Special Plan: Komdigi: Penetrasi internet 80 persen jadi modal kuat Koperasi Desa
Komdigi: Penetrasi internet 80 persen jadi modal kuat Koperasi Desa
Di Bandung, Kementerian Komunikasi dan Digital (Komdigi) menilai koperasi desa sebagai penggerak utama pertumbuhan ekonomi inklusif. Dengan proyeksi penetrasi internet nasional yang mencapai 60-80 persen pada 2025, kemampuan akses digital dianggap sebagai fondasi penting untuk mendorong inisiatif koperasi desa merah putih. Program ini bertujuan memperluas pasar produk Usaha Mikro, Kecil, dan Menengah (UMKM) dari desa ke tingkat internasional.

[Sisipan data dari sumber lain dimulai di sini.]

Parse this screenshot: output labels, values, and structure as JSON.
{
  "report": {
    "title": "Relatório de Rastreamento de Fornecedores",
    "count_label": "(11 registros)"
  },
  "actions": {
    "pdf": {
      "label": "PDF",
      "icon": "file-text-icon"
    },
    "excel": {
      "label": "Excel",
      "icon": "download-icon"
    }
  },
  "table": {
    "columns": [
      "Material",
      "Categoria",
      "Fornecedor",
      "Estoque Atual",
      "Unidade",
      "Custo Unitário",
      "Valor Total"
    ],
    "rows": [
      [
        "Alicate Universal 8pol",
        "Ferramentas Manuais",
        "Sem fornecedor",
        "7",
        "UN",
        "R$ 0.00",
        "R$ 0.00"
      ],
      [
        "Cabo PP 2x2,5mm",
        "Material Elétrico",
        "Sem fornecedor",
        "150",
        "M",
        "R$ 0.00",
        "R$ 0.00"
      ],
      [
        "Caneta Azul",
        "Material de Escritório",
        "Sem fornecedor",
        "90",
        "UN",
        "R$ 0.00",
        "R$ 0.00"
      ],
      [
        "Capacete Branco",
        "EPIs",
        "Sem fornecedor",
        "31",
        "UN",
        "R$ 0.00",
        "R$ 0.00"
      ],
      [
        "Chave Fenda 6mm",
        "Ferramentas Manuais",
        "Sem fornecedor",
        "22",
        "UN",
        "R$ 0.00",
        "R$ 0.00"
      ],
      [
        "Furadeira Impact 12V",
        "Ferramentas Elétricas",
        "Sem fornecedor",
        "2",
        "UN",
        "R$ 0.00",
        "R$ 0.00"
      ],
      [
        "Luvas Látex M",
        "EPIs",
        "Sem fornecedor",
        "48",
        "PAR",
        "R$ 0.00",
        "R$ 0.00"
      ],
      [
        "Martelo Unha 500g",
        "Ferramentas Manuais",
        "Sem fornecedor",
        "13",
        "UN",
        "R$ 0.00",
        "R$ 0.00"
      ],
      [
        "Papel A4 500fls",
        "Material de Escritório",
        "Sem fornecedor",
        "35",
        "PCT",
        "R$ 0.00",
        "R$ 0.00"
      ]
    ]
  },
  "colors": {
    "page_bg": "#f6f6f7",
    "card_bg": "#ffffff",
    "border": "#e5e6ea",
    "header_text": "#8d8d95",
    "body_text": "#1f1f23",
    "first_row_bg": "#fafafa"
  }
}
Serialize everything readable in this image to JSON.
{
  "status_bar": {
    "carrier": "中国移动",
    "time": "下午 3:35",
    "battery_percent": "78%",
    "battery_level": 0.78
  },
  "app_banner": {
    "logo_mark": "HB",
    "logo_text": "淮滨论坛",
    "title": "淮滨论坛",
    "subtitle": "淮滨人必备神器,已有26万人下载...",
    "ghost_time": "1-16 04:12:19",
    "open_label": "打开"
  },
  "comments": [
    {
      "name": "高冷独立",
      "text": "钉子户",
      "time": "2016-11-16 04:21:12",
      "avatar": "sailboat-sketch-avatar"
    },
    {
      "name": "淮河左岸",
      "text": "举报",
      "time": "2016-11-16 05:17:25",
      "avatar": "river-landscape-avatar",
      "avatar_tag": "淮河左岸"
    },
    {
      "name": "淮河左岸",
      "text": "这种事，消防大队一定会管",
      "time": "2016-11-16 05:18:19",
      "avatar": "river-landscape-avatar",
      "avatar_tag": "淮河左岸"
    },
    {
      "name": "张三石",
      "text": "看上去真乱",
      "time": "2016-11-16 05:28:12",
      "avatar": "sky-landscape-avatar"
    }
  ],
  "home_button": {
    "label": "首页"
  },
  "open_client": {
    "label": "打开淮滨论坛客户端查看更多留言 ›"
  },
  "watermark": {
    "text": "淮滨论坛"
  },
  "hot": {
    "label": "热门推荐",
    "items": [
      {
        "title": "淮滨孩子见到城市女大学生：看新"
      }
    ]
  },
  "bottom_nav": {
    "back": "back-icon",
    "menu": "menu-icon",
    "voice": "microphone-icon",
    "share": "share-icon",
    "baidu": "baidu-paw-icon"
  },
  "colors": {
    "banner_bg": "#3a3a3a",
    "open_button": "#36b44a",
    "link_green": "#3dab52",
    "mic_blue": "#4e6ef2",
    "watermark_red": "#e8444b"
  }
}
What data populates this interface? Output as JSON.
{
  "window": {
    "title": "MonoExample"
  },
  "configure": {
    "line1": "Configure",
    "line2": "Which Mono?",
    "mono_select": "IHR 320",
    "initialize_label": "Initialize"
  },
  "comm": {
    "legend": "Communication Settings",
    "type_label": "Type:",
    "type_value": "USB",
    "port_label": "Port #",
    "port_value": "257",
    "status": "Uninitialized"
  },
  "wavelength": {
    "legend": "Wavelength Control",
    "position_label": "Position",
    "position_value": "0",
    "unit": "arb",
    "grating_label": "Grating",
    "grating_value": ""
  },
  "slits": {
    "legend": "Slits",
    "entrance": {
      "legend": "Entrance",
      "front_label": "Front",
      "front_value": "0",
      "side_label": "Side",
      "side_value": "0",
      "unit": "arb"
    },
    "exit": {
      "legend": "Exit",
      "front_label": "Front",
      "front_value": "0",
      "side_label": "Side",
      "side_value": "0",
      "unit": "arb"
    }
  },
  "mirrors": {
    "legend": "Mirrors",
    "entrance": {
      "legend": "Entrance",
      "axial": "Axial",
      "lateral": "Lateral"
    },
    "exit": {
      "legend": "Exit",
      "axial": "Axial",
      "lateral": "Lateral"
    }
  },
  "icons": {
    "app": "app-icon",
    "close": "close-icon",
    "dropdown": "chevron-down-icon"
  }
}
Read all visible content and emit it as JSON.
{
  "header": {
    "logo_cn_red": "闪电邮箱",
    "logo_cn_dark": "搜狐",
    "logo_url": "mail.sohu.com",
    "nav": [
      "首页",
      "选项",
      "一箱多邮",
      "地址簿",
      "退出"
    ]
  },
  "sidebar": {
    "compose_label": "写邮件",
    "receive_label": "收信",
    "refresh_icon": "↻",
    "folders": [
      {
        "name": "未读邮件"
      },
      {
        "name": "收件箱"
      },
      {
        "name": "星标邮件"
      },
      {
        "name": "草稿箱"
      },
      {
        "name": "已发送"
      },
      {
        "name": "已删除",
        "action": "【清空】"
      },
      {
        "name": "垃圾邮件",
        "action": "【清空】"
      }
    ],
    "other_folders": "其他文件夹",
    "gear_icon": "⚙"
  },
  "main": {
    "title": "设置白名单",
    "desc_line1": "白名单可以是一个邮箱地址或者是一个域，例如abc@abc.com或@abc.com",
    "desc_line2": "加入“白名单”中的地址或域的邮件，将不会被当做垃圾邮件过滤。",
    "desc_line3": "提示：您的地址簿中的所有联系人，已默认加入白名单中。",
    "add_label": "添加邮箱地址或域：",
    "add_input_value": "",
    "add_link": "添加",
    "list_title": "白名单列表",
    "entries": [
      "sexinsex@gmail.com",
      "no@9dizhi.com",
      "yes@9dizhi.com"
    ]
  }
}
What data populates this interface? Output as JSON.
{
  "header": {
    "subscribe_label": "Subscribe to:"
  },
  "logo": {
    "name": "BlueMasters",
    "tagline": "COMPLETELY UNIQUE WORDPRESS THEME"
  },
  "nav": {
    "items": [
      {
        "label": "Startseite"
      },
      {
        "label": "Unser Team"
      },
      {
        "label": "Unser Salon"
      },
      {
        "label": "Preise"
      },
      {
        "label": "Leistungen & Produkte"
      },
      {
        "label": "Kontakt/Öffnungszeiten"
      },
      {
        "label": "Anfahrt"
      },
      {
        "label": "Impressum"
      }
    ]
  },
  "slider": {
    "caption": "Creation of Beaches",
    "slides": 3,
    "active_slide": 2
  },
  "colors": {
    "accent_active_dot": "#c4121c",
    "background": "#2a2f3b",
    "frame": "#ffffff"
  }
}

Dalam workshop bertajuk “Cerita Koperasi Desa Jadi Berita Bermakna” di Bandung, Rabu, Plt Direktur Ekosistem Media Komdigi, Farida Dewi Maharani, mengatakan bahwa koperasi desa berperan sebagai sarana pengembangan potensi lokal dan fasilitas bagi pelaku UMKM. “Koperasi adalah wadah yang memperkuat daya saing sekaligus membuka akses pasar yang lebih luas bagi produk desa,” ujarnya.
“Pembangunan ekonomi sekarang tidak hanya fokus pada kota, tetapi dimulai dari desa dengan memanfaatkan sumber daya manusia dan keunikan sektor lokal, seperti pertanian atau kerajinan,” tambah Farida.
Menurut Farida, integrasi digital dalam promosi dan distribusi dapat mengurangi hambatan rantai pemasaran. Namun, ia menekankan bahwa peningkatan infrastruktur fisik harus diiringi dengan peningkatan kemampuan digital masyarakat. “Kami ingin SDM yang siap berkontribusi, termasuk mampu beradaptasi dengan ekosistem digital,” jelasnya.
Komdigi juga mengajak media untuk memperkuat kolaborasi dalam menyampaikan pesan positif mengenai koperasi desa. Media dianggap sebagai sarana penting agar informasi pembangunan tidak hanya berupa data, tetapi berubah menjadi berita yang memotivasi sektor ekonomi lokal. “Jurnalis perlu memberikan informasi yang akurat, seimbang, dan memiliki tanggung jawab terhadap kesejahteraan masyarakat,” kata Farida.
Pemerintah yakin, dengan peningkatan akses internet terutama di Jawa Barat, koperasi desa akan menjadi penggerak ekonomi yang mampu memberikan dampak positif bagi pertumbuhan pribadi dan nasional. Program ini bertujuan menciptakan ekosistem yang berkelanjutan, dengan fokus pada inovasi dan keberlanjutan dalam perekonomian desa.